SEVILLA. La resaca de la final de la Copa del Rey para el Sevilla fue tan dura como se esperaba. La bochornosa actuación del equipo tras la goleada encajada ante el Barcelona ha abierto un agujero social en el seno de la planta noble del Sánchez-Pizjuán que será muy difícil cerrar, al menos hasta el final de temporada. Al equipo andaluz le quedan cinco partidos de Liga para finalizar la que, posiblemente, sea una de sus campañas más duras e irregulares de los últimos 15 años. Le restan unas pocas jornadas para intentar alcanzar el séptimo puesto que le daría derecho a estar un año más en Europa.

El naufragio en el Metropolitano sólo fue la antesala de lo acaecido doce horas después.
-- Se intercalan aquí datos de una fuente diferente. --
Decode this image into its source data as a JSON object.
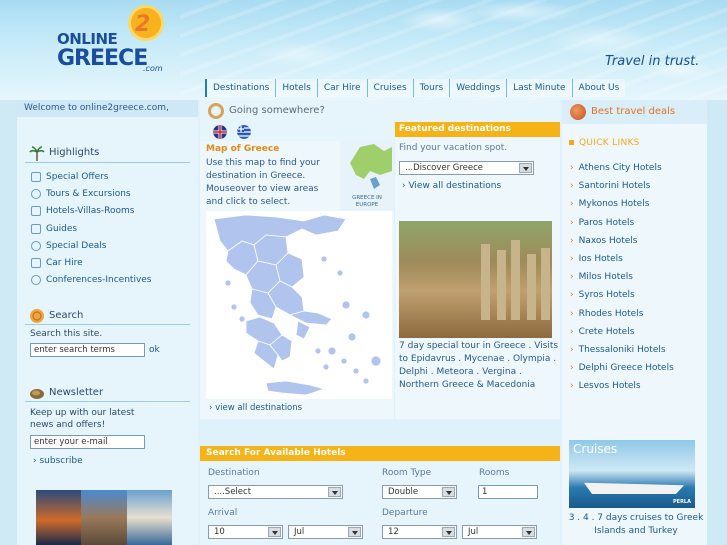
{
  "brand": {
    "line1": "ONLINE",
    "two": "2",
    "line2": "GREECE",
    "domain": ".com",
    "tagline": "Travel in trust."
  },
  "nav": [
    "Destinations",
    "Hotels",
    "Car Hire",
    "Cruises",
    "Tours",
    "Weddings",
    "Last Minute",
    "About Us"
  ],
  "left": {
    "welcome": "Welcome to online2greece.com,",
    "highlights_title": "Highlights",
    "highlights": [
      "Special Offers",
      "Tours & Excursions",
      "Hotels-Villas-Rooms",
      "Guides",
      "Special Deals",
      "Car Hire",
      "Conferences-Incentives"
    ],
    "search_title": "Search",
    "search_text": "Search this site.",
    "search_placeholder": "enter search terms",
    "search_go": "ok",
    "newsletter_title": "Newsletter",
    "newsletter_text": "Keep up with our latest news and offers!",
    "email_placeholder": "enter your e-mail",
    "subscribe": "subscribe"
  },
  "center": {
    "going": "Going somewhere?",
    "map_title": "Map of Greece",
    "map_desc": "Use this map to find your destination in Greece. Mouseover to view areas and click to select.",
    "europe_caption": "GREECE IN EUROPE",
    "view_all_map": "view all destinations",
    "featured_head": "Featured destinations",
    "featured_find": "Find your vacation spot.",
    "discover": "...Discover Greece",
    "featured_view_all": "View all destinations",
    "featured_desc": "7 day special tour in Greece . Visits to Epidavrus . Mycenae . Olympia . Delphi . Meteora . Vergina . Northern Greece & Macedonia"
  },
  "search_hotels": {
    "head": "Search For Available Hotels",
    "destination_label": "Destination",
    "destination_value": "....Select",
    "room_type_label": "Room Type",
    "room_type_value": "Double",
    "rooms_label": "Rooms",
    "rooms_value": "1",
    "arrival_label": "Arrival",
    "arrival_day": "10",
    "arrival_month": "Jul",
    "departure_label": "Departure",
    "departure_day": "12",
    "departure_month": "Jul"
  },
  "right": {
    "best": "Best travel deals",
    "quick": "QUICK LINKS",
    "links": [
      "Athens City Hotels",
      "Santorini Hotels",
      "Mykonos Hotels",
      "Paros Hotels",
      "Naxos Hotels",
      "Ios Hotels",
      "Milos Hotels",
      "Syros Hotels",
      "Rhodes Hotels",
      "Crete Hotels",
      "Thessaloniki Hotels",
      "Delphi Greece Hotels",
      "Lesvos Hotels"
    ],
    "cruise_title": "Cruises",
    "cruise_logo": "PERLA",
    "cruise_caption": "3 . 4 . 7 days cruises to Greek Islands and Turkey"
  },
  "colors": {
    "accent": "#f5b317",
    "link": "#1a5a8a",
    "brand": "#1a4e9a"
  }
}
Medio día que tiene varios nombres propios. El primero el de N'Zonzi. El francés se marchó del hotel de concentración de madrugada para irse con su familia a una conocida discoteca madrileña. En las redes sociales aparecieron a altas horas de la noche varias fotografías del mediocentro en una actitud relajada y ociosa. Una vez que los medios de comunicación se hicieron eco, los aficionados multiplicaron su enfado hacia la plantilla que explotó en dos fases: en la salida de los jugadores desde Madrid en la estación de Atocha y a la llegada en Sevilla.

Fue en la capital de España donde se vivieron los primeros momentos de mucha tensión. Pareja se enzarzó con un aficionado que le reprochaba la escasa ambición del equipo. El central tuvo que ser sujetado por la seguridad privada del Sevilla para que el incidente no fuera a mayores. Cuando los sevillistas llegaron a orillas del Guadalquivir los ánimos no se habían calmado. El blanco de las iras fue el presidente, Pepe Castro.